D — install distro ffmpeg via apt Zero build time Ubuntu's ffmpeg package cannot have the fork's patches applied; lags the upstream release significantly; codec matrix is frozen to whatever the distro ships The patches are load-bearing; distro ffmpeg cannot be used.

Consequences

Positive:

  • Every vmafx-node pod runs the exact same ffmpeg binary with all 15 fork patches.
  • The pkg/encoder package and cmd/vmafx-node/probe package are codec-inventory-aware at startup, enabling the controller to dispatch only to nodes that carry the requested codec.
  • The four Docker targets (cpu / cuda / rocm / sycl) share the same ffmpeg binary via the common ffmpeg-builder-cpu stage; the vendor variants add only their GPU runtime libs on top.
  • CI can validate the node image build with docker buildx build --target node-cpu.

Negative:

  • Every node image build must compile ffmpeg from source (~5–10 min on standard runners).

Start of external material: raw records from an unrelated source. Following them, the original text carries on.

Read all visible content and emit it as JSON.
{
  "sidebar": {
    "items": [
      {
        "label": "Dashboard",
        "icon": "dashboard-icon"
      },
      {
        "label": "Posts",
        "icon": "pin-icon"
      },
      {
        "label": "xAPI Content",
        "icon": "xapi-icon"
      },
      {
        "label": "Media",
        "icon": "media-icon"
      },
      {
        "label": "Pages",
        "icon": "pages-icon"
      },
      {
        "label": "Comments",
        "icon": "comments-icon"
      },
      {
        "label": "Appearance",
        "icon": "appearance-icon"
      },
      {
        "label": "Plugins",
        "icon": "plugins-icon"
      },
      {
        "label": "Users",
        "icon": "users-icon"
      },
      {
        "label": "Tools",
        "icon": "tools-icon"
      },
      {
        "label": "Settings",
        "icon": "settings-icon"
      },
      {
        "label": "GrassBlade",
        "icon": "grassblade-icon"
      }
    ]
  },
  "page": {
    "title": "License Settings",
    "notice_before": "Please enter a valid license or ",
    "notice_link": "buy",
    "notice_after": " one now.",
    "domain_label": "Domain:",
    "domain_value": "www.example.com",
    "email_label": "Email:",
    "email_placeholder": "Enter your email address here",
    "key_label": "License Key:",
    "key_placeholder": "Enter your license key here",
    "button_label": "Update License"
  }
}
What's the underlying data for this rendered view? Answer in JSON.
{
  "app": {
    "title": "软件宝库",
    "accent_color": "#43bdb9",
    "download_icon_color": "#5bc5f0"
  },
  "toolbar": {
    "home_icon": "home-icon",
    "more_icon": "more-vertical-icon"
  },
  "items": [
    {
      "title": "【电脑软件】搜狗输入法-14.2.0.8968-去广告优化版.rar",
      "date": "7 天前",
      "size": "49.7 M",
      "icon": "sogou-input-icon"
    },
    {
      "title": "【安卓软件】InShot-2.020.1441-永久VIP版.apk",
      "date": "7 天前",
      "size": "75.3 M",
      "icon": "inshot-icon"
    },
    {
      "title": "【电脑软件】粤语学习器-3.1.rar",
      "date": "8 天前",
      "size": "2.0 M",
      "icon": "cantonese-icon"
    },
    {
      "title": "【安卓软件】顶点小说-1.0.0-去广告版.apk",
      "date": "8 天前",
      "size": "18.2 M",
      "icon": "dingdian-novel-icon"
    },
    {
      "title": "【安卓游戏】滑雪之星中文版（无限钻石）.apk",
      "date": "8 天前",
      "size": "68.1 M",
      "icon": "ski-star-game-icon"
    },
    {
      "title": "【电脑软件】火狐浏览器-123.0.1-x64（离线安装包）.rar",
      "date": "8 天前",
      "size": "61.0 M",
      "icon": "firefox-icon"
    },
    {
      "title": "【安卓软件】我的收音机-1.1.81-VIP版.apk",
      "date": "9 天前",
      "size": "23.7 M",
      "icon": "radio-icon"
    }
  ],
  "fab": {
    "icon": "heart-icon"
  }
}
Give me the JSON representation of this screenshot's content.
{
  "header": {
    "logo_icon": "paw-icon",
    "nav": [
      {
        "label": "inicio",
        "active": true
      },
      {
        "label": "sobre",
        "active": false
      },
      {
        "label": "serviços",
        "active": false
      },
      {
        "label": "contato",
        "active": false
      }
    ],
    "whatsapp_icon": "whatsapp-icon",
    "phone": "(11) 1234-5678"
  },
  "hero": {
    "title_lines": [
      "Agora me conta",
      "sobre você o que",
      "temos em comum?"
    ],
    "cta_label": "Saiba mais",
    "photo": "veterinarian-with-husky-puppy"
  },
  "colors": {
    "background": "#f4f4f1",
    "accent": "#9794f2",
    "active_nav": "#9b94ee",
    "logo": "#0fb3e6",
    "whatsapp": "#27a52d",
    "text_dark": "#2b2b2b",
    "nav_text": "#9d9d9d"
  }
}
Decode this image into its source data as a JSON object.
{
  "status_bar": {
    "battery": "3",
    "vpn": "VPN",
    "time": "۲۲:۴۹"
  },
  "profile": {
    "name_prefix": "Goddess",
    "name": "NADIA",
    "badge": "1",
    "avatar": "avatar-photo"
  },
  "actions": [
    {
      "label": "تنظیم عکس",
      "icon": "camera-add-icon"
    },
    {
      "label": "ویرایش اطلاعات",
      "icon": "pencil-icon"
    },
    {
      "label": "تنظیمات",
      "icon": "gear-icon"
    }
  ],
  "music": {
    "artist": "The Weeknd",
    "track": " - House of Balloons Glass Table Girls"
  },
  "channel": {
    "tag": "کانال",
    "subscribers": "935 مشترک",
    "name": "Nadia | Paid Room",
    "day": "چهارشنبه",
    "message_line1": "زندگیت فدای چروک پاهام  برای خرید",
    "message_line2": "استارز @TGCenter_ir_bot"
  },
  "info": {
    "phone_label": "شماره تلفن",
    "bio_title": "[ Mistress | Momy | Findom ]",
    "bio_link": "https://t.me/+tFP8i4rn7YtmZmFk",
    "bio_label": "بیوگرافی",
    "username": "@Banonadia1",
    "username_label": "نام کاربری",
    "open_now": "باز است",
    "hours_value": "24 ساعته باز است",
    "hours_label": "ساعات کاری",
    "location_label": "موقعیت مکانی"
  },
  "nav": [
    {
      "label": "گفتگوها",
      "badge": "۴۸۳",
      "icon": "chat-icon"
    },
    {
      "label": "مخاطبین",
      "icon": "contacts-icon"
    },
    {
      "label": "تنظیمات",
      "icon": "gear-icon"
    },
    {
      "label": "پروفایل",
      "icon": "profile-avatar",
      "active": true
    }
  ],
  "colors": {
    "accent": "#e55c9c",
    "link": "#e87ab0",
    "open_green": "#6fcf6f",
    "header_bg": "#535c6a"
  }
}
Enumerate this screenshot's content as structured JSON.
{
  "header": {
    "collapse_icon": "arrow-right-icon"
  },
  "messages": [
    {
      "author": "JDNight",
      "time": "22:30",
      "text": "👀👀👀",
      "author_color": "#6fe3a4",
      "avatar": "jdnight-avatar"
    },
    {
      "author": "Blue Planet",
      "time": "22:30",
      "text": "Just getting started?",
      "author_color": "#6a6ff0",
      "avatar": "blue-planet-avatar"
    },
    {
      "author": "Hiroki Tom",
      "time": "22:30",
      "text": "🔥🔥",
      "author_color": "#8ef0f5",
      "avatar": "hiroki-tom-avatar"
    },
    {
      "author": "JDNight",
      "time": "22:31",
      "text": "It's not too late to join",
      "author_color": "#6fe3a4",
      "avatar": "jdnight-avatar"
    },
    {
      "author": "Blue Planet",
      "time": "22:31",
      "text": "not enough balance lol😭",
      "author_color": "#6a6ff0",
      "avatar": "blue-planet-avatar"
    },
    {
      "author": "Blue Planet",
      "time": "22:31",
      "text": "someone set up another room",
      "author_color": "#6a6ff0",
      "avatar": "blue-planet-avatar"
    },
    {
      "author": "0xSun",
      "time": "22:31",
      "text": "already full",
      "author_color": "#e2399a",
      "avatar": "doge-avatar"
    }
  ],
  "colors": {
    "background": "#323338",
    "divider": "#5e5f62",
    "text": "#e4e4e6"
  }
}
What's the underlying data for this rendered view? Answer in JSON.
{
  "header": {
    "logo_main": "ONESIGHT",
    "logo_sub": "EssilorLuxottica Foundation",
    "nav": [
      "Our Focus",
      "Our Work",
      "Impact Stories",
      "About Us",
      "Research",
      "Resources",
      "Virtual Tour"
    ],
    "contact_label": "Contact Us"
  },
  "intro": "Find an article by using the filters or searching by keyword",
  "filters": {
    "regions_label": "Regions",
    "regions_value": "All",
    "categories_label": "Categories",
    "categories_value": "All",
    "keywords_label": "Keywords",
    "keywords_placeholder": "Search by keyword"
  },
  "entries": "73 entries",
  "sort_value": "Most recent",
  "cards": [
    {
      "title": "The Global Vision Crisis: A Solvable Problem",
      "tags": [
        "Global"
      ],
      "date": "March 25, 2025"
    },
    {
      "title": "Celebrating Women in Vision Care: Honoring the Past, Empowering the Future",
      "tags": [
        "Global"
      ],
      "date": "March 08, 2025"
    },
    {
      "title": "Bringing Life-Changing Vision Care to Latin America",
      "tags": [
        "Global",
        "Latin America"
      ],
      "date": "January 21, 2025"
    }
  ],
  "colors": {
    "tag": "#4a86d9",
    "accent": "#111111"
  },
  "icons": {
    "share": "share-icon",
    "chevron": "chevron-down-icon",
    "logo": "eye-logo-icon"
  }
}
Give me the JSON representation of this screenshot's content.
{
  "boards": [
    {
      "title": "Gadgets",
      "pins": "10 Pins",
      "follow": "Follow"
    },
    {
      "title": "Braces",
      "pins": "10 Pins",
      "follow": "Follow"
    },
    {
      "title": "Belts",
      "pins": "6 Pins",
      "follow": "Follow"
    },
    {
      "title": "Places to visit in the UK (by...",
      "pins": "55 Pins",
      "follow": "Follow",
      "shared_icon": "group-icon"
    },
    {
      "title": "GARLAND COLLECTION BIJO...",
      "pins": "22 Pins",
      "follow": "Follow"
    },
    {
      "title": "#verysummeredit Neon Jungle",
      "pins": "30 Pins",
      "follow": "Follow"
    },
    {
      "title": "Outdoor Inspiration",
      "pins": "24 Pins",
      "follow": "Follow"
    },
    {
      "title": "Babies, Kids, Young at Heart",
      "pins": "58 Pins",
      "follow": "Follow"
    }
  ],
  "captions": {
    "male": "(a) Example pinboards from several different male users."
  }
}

This can be accelerated with --cache-from in CI.
  • When ffmpeg-patches/ are updated (e.g., after an FFmpeg n8.3 base bump), the FFMPEG_TAG build-arg in docker/Dockerfile.node must be updated in the same PR (CLAUDE.md §12 r14).

Neutral / follow-ups:

  • Phase 4b.5+ will add full gRPC service registration in cmd/vmafx-node/server/server.go once the controller proto is finalized.
  • NVENC / QSV / AMF hardware encoders require the host's GPU driver; the node container does not bundle drivers. The startup probe logs WARN for absent hw-encoder codec names but does not block startup.
  • A CI job that validates the patches apply against both n8.1.1 (existing) and n8.2 (new node target) is tracked as a follow-up to this PR; the existing ffmpeg-patches/test/build-and-run.sh gate covers n8.1.1, and the Dockerfile itself serves as a build-time n8.2 validation.

References

  • ADR-0709 — Phase 4b umbrella (parent ADR); item 4b.4 is the direct parent scope.
  • ADR-0541 — dev-container codec matrix rationale (libaom exclusion, SVT-AV1 source build).
  • ffmpeg-patches/README.md — patch application invariants and verification gate.
  • req — "of course this has to be fully connected to a ffmpeg worker as well (latest of course)..." (architecture popup, 2026-05-28, captured verbatim in ADR-0709 §References).